PBO performance

Hello all,
I am running a small PBO demo I wrote and see a big inprovement in the texture tranfer rate (relative to not using PBO).
In both cases I modify the image and than call glTexSubImage2D.
When not using PBO I modify the image in system memory, while when using PBO, I write directly to GPU memory using mapping.
Is the improvment originates from the fact that writing to GPU memory is faster than writing to the CPU own memory (not sure…) or that glTexSubImage2D is faster when perform in the GPU memories (quite sure about that).
I was once told in this forum that the advantage in PBOs is that glTexSubImage2D happens (relatively) asynchronously.
I don’t quite understand what does it mean.
I would be glad if someone can elaborate on this subject.

Many thanks

while I havent workd with PBOs, my pick on “asynchronously” would be, that it doesnt “stall” the engine.

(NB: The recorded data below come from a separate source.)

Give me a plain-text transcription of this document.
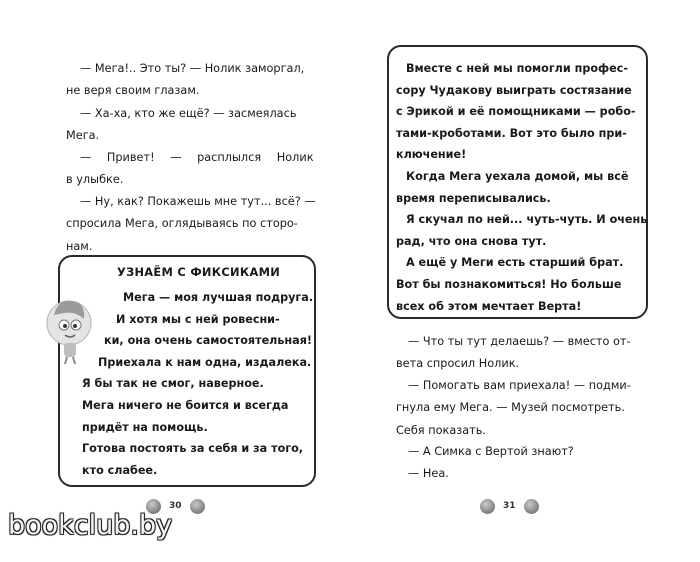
— Мега!.. Это ты? — Нолик заморгал,
не веря своим глазам.
— Ха-ха, кто же ещё? — засмеялась
Мега.
— Привет! — расплылся Нолик
в улыбке.
— Ну, как? Покажешь мне тут... всё? —
спросила Мега, оглядываясь по сторо-
нам.
УЗНАЁМ С ФИКСИКАМИ
Мега — моя лучшая подруга.
И хотя мы с ней ровесни-
ки, она очень самостоятельная!
Приехала к нам одна, издалека.
Я бы так не смог, наверное.
Мега ничего не боится и всегда
придёт на помощь.
Готова постоять за себя и за того,
кто слабее.
30
Вместе с ней мы помогли профес-
сору Чудакову выиграть состязание
с Эрикой и её помощниками — робо-
тами-кроботами. Вот это было при-
ключение!
Когда Мега уехала домой, мы всё
время переписывались.
Я скучал по ней... чуть-чуть. И очень
рад, что она снова тут.
А ещё у Меги есть старший брат.
Вот бы познакомиться! Но больше
всех об этом мечтает Верта!
— Что ты тут делаешь? — вместо от-
вета спросил Нолик.
— Помогать вам приехала! — подми-
гнула ему Мега. — Музей посмотреть.
Себя показать.
— А Симка с Вертой знают?
— Неа.
31
bookclub.by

As in the command gets into the opengl command queue and is executed later, while mapping means that all commands need to be executed before (as in glFinish )

TexSubImage2D() doesn’t require a glFinish. It’s ReadPixels() without PBO that does…

The biggest thing that PBO should be saving you for texture uploads is an extra copy. There could be driver idiosyncracies (there always are) that affect the perf too though.

Thanks for the reply Cross,
But what is this extra copy that isn’t done when using PBO?
In my app I see only two steps:

  1. Modifying the image (either on the system memory or on the pixel buffer) and
  2. Calling glTexSubImage2D

In the PBO case, you’re writing the subimage data directly into driver controlled memory.

In the non-PBO case, the driver has to copy all the data in your subimage call into driver controlled memory before the call can return.

It’s the same basic issue as with vertex arrays. Without VBO, the driver has to always copy from the app’s memory because it cannot expect the memory to remain untouched after the call is finished.

With VBO, it controls the memory, so it knows if the app tries to touch it later. (It gets a BufferSubData or Map call.)

Hi !

I am a bit worried about PBOs. On Ati HW on OSX i get tremendous performance. it runs so much faster using PBOs.

On Win32 NVidia drivers 81.xx i get really crappy performance. On 91.31 i get reasonable performance but worse than using non PBOs. I use BGRA unsigned bytes so there should be no swizzling. Whats the problem ? I get better performance without PBOs ?

Thanks Cass for the answer,

I don’t want to nag, but the copy the driver performs from system to its memory is done in glTexSubImage2D call (if I understand correctly). So what is the meaning of this call when using PBO? Also a copy, but from driver’s memory to where? Is there also a issue of changing format from the texture format to the internal driver’s format?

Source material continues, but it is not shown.